Smart devices that are accessible via HTTP/HTTPS are extremely common and therefore Hobson has capabilities to make integration with them very easy. The runtime will automatically handle asynchronous request/response management, response header parsing, response cookie parsing and more.

That isn't to say you can't use your own HTTP client code within your plugin implementation, but why re-invent the wheel?

AbstractHttpClientPlugin

The AbstractHttpClientPlugin class provides all the capabilities needed to interact with hardware via HTTP. The full details are in the SDK Javadoc, but here are the highlights.

Making a request

To make an HTTP request, you call the method:

void sendHttpRequest(URI uri, HttpRequest.Method method, Map<String,String> headers, Collection<Cookie> cookies, byte[] body, Object context)

Note that this method returns void so you will not receive the result of the request as part of this call. There are also several variants of this method that take fewer parameters so null doesn't have to be passed explicitly.

Receiving a response

The AbstractHttpClientPlugin class forces you to implement two methods:

void onHttpResponse(HttpResponse response, Object context)
void onHttpRequestFailure(Throwable cause, Object context)

These callback methods are how you receive the results of a call to the sendHttpRequest method.

As with all Hobson plugin callbacks, the fact that these method names are prefixed with on means that they will always be invoked via the plugin event loop and you don't have to worry about thread synchronization.

Each of these methods includes a context argument.
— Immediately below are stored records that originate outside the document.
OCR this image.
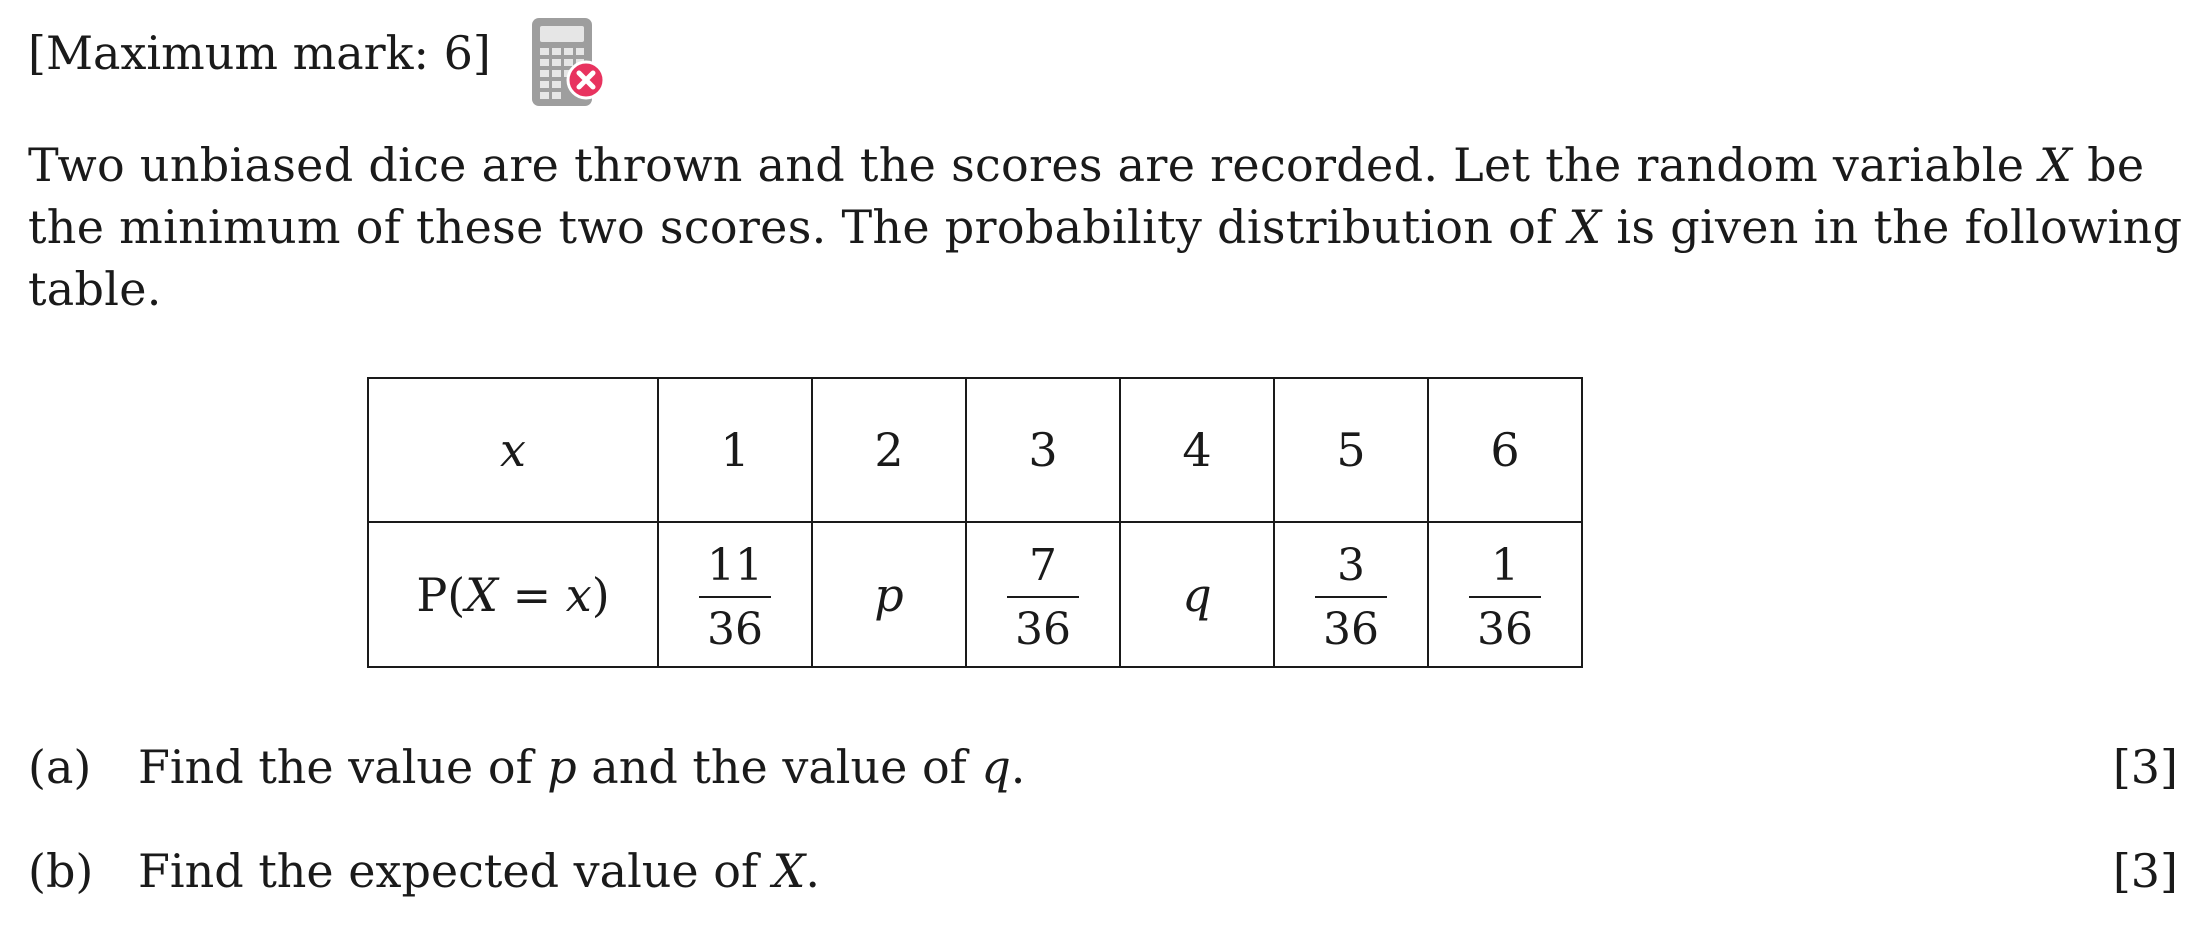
[Maximum mark: 6]
Two unbiased dice are thrown and the scores are recorded. Let the random variable X be
the minimum of these two scores. The probability distribution of X is given in the following
table.
x	1	2	3	4	5	6
P(X = x)	$\frac{11}{36}$	p	$\frac{7}{36}$	q	$\frac{3}{36}$	$\frac{1}{36}$
(a) Find the value of p and the value of q.	[3]
(b) Find the expected value of X.	[3]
This is necessary since HTTP handling is asynchronous and a correlation mechanism is needed between a single request and its response. The context object in the callback will be identical to the one passed into the sendHttpRequest method for which the response is associated.

onHttpResponse

In the case where a request was successful, the onHttpResponse method is called with an HttpResponse object. This object will contain, among other things, the response body, headers and any cookies the server provided.

onHttpRequestFailure

In the case where there was a failure of some sort, the onHttpRequestFailure method is called with the Throwable cause of the failure.